Cauchemars
Les nuits ne sont pas tranquilles, pas plus que les journées. En fait, quand je ne dors pas, je me sens stressée, comme si à tout moment il pouvait m’arriver quelque chose de grave et que je devais constamment être prête au combat difficile. Et lorsque je dors, je ne peux rien faire. Mes rêves sont plus forts que moi et ils me font un amer rappel de tout ce que je tente de refouler lorsque je suis éveillée. Je fais des cauchemars dont je ne me souviens jamais ; je sais seulement que ce sont des cauchemars parce que je me réveille d’un coup et qu’ensuite je pleure jusqu’à retomber dans le sommeil.
Revoir ma mère et mon frère de temps à autre ne m’aide pas. Pas plus que de discuter avec W. J’ai pourtant essayé de me confier un peu plus, je me suis presque forcée à en révéler un peu plus sur ce que je ressens… et ça n’a rien donné. Cela me rappelle le jour où j’ai parlé avec mon père et qu’il est resté de marbre. Pourquoi c’est toujours pareil ? Pourquoi ils n’ont rien à me dire ? Quand je voudrais qu’ils se taisent et qu’ils arrêtent de dire des mots sans importance, ils continuent à jacasser, et à l’inverse quand je voudrais qu’ils me disent quelque chose, ils gardent le silence. Putain, mais sur toutes ces personnes, tous ces gens que j’ai rencontrés, c’est pas possible qu’il n’y ait pas quelqu’un qui soit capable de ne pas merder ne serait-ce qu’une fois ! Je dois vraiment être un cas désespéré.
J’ai tellement peur de ce qui va se passer. En réalité, j’ai peur de découvrir que le temps n’est pas mon allié, que les années vont passer et que rien ne va changer. J’ai peur de mon passé qui me paraît être un tissu de mensonges, de trahisons, de problèmes et d’illusions. Passé et futur me font angoisser au point de presque m’empêcher de me souvenir que le présent existe. Et lorsque je me recentre sur le présent, je n’y vois que ma solitude.

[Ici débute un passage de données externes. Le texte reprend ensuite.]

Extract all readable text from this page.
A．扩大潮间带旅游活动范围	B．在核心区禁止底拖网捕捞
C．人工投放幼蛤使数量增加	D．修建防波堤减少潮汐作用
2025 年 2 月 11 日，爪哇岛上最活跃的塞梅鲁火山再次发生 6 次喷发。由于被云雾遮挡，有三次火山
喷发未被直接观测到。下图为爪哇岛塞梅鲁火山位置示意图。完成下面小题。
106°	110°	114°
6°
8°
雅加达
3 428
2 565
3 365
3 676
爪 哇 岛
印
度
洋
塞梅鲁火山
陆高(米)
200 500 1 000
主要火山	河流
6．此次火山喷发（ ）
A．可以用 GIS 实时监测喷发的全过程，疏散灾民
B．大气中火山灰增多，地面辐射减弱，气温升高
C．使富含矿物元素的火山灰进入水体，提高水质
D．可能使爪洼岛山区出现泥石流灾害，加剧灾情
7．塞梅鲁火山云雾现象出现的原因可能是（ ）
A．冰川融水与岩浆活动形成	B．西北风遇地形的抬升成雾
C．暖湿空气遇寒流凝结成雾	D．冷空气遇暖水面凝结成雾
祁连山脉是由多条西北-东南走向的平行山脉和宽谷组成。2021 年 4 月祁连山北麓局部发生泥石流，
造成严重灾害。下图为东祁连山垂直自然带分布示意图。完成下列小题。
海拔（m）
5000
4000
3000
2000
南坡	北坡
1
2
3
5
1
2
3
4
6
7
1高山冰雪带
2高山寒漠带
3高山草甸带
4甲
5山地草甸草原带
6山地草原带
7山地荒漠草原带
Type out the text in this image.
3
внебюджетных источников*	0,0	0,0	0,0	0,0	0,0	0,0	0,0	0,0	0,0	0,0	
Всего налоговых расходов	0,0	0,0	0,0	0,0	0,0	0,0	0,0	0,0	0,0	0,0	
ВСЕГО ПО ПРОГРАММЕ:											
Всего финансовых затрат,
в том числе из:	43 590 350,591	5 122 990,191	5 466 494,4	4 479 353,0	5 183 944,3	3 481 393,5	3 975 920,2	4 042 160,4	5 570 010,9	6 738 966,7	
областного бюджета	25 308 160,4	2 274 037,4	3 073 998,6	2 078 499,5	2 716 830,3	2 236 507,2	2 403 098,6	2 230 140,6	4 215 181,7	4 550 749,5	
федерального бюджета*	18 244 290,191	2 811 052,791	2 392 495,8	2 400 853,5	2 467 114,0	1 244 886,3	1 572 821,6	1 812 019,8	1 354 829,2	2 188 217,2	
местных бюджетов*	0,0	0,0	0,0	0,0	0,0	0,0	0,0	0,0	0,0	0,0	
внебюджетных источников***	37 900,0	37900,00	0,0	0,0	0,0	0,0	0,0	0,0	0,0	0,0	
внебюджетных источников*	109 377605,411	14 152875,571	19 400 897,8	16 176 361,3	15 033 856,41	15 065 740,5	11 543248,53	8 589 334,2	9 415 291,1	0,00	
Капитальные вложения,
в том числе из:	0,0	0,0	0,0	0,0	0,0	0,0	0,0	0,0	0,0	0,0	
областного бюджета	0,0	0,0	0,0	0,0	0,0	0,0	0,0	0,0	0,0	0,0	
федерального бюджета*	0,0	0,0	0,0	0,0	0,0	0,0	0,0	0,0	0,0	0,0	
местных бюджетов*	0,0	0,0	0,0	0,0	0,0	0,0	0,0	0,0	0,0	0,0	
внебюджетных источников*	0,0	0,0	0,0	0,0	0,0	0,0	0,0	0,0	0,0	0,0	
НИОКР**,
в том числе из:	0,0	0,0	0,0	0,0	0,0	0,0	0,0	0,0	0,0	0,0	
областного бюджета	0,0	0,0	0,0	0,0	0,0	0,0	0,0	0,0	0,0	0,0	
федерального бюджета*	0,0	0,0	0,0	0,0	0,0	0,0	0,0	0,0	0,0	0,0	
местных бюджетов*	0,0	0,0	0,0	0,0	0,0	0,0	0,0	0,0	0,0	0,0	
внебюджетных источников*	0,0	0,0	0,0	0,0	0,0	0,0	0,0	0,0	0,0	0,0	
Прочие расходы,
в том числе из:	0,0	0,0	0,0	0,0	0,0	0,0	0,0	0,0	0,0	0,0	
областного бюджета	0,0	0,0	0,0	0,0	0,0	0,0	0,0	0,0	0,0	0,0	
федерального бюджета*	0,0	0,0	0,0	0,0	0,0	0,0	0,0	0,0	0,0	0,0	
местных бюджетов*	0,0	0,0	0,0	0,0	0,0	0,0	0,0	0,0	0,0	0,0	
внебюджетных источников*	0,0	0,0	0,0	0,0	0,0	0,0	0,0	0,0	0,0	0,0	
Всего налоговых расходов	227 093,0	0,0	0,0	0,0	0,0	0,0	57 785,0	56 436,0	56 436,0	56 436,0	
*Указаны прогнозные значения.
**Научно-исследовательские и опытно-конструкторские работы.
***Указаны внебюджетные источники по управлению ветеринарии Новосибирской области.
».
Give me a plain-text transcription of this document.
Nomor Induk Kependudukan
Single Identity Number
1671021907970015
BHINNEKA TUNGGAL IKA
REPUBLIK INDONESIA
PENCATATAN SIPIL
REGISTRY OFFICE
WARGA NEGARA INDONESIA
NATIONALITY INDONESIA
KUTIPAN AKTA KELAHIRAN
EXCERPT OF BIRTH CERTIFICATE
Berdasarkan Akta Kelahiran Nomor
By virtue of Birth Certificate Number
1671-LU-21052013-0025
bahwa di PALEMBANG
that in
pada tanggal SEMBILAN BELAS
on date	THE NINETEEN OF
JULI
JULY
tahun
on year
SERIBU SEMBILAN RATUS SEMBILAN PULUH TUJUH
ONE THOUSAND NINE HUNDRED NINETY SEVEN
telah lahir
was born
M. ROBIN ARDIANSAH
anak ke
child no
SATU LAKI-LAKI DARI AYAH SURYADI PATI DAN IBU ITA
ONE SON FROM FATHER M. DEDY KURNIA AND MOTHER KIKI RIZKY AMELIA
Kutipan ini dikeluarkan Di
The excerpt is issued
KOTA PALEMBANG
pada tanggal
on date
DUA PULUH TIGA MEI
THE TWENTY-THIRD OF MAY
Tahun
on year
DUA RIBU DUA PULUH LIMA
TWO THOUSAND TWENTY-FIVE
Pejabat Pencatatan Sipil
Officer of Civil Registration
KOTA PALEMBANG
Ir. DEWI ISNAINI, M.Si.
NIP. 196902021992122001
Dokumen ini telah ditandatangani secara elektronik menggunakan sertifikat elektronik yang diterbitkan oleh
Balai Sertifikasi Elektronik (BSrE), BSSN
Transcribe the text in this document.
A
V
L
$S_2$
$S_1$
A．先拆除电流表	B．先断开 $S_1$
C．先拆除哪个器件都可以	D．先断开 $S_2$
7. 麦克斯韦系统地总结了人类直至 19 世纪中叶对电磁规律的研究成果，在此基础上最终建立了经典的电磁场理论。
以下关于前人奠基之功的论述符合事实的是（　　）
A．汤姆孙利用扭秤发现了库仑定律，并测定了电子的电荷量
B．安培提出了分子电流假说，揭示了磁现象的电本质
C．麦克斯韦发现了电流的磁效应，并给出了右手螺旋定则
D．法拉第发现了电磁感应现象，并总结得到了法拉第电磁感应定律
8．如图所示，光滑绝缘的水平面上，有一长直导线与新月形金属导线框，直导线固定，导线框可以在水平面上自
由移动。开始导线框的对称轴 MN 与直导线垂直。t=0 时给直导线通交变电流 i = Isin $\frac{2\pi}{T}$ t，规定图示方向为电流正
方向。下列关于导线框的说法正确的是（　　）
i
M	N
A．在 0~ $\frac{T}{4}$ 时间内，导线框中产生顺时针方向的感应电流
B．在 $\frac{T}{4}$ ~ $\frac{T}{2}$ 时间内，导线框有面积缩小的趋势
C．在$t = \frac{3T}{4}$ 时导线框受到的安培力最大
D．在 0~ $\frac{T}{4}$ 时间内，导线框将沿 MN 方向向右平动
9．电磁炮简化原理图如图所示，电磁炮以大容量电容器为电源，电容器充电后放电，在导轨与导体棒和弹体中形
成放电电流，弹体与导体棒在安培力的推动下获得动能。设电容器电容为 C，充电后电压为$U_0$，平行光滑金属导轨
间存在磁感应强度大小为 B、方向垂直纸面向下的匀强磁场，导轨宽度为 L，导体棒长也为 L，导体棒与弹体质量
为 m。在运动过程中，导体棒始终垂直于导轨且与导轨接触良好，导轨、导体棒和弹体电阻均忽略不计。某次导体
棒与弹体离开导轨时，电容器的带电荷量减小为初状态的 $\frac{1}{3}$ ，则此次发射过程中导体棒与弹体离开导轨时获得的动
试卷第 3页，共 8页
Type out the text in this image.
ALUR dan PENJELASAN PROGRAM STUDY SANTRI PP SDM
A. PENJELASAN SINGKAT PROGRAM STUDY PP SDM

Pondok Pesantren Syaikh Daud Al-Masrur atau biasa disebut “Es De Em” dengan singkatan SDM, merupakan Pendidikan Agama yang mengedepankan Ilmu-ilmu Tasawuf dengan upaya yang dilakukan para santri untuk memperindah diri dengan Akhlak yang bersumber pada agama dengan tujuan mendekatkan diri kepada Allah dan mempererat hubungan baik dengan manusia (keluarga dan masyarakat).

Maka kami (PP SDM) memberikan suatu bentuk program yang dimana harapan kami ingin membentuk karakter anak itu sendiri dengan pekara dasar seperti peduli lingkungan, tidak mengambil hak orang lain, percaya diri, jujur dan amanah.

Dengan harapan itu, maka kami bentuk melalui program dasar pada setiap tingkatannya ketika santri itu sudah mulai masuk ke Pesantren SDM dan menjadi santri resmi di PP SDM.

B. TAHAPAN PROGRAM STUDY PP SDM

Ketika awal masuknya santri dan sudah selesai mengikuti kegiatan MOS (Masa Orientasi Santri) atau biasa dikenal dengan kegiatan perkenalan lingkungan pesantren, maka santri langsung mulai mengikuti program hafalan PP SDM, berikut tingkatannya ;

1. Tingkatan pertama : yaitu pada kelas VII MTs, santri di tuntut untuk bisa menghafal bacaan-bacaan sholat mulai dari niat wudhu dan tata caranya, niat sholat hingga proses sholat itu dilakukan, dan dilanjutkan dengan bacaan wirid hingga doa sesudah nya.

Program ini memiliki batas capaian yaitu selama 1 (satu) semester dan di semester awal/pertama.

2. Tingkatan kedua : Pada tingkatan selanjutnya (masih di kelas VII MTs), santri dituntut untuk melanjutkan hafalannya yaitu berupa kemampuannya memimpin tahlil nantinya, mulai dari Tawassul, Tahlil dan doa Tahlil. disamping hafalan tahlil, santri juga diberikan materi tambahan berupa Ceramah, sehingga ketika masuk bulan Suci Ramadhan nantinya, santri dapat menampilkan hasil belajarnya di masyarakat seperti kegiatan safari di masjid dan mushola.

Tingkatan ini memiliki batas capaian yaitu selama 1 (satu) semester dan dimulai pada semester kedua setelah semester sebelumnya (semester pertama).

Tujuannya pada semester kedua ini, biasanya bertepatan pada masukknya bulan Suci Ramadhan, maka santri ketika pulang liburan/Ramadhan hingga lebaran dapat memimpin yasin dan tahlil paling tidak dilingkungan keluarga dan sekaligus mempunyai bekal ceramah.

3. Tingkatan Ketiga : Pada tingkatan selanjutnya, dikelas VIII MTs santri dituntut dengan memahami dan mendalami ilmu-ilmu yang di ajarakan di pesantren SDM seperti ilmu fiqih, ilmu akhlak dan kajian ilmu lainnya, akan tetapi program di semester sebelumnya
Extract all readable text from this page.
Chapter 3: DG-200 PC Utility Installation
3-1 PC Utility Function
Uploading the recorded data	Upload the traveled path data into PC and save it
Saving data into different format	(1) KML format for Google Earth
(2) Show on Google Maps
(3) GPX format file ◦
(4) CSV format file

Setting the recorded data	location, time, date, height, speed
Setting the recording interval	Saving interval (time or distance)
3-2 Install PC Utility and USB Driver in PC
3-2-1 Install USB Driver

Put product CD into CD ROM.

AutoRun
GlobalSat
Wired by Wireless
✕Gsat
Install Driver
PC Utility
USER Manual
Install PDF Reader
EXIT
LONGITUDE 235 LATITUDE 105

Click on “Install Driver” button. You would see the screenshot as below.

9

A quoi ressemblera ma vie, dans dix ans ? Il n’y aura pas de famille pour m’accueillir puisqu’une fois que je les aurais laissés derrière moi, je suis certaine qu’ils finiront par m’oublier ou me croire morte. Il n’y aura pas non plus d’amis ; je n’en ai déjà presque plus et je ne pense pas être capable de m’en faire un jour de nouveaux. Que me restera-t-il ?
Qu’est-ce que je suis entrain de devenir, au juste ? Qu’est-ce que je fais, pourquoi je cherche à m’éloigner de tout ? Pourquoi ces cauchemars surviennent-ils maintenant alors que cela fait des mois que j’angoisse à ce sujet ? Je me sens si perdue…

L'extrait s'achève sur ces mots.